去年は隣のクラスと合同になることは逃げ場になった。だが今度は向こうからやってきてしまうのだ。
「……はい」
ほどなく、予鈴が鳴る。
「もうこんな時間か。呼び出して悪かったな。次の授業の用意があるから、俺はこれで」
そういって岩井先生は席を立った。
「はい」
「お茶、ごちそうさん」
「ごちそうさまです」
つられて千鶴も礼をいうと、保健室の先生はくちびるに指を立てた。
「ここで麦茶飲んだの、ないしょね」
千鶴はくすりとしてうなずいた。女二人だけになって、保健室の先生は体を伸ばした。
「しかしあの子も大変ね。結構モテるそうじゃない」
「モテてましたね」
「他のクラスの保健委員の子がね、学校来なくなって落ち込んでたくらいだもん」
「そんなにですか」
「足が速くて顔がきれいで、まあわかるけどね……その辺はどう?」
これに千鶴はぎょっとした。
「ちゃんとお友達として見れてる?」
「えっと、それは」
「あら、セクハラ?」
「いや、そこまでは……びっくりしましたけど」
「ないの?」
「ぐいぐい来ますね」
「だって気になるじゃない。保健室って結構噂好きも多いし、何もないならそういう子らにきちんと
そういわれて、千鶴ははたとした。
「ああ、そういうことですか……大丈夫です。女友達です」
千鶴は、少しだけ自分に言い聞かせるように言った。そう、自分は女の子同士として、臼井ショウと仲良くしているのだ。
「ふうん、どんなことして遊んでるの?」
「え、普通ですよ。うちに来てゲームしたり、服の貸し借りしたり。足が長いから何着ても私より似合うんです」
――それでも一緒に笑ったり、目が合うと、心のどこかがどきどきすることがある。千鶴はそれを言わずにおいた。
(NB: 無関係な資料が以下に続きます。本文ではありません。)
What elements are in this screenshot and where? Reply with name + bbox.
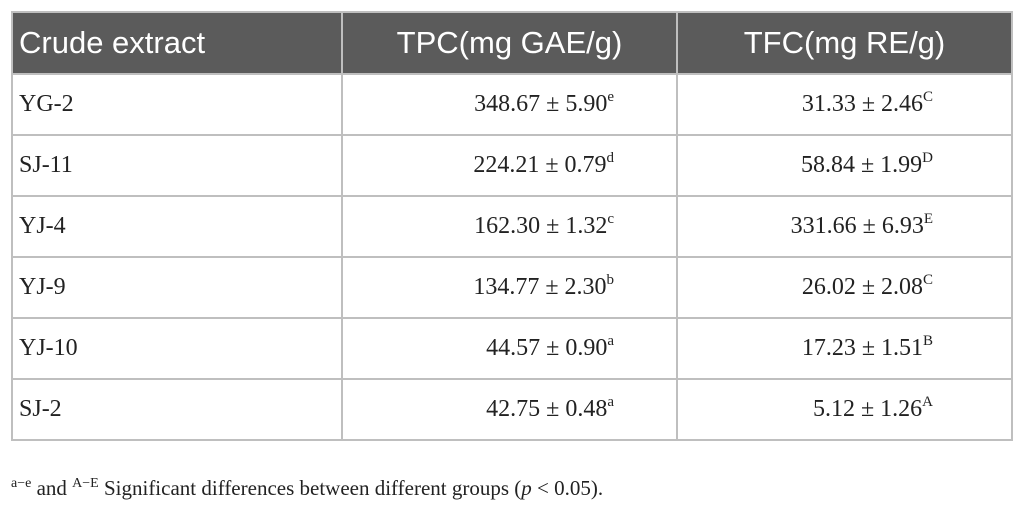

「そっか。じゃあもうしばらく、『お姉さんとお友達』って噂に調子を合わせておくね」
これに、千鶴は思い出したように頭を抱えた。
「ああ、それもあるんですよねー。しーちゃん一人っ子なんですよ」
「言っちゃだめよー。本人が自分で話す覚悟ができるまでは絶対に」
「わかってますー」
そうこたえて残った麦茶を飲み干し、席を立った。
「はい、いってらっしゃい」
千鶴は少しはにかんで「いってきます」とカウンセリングルームを出た。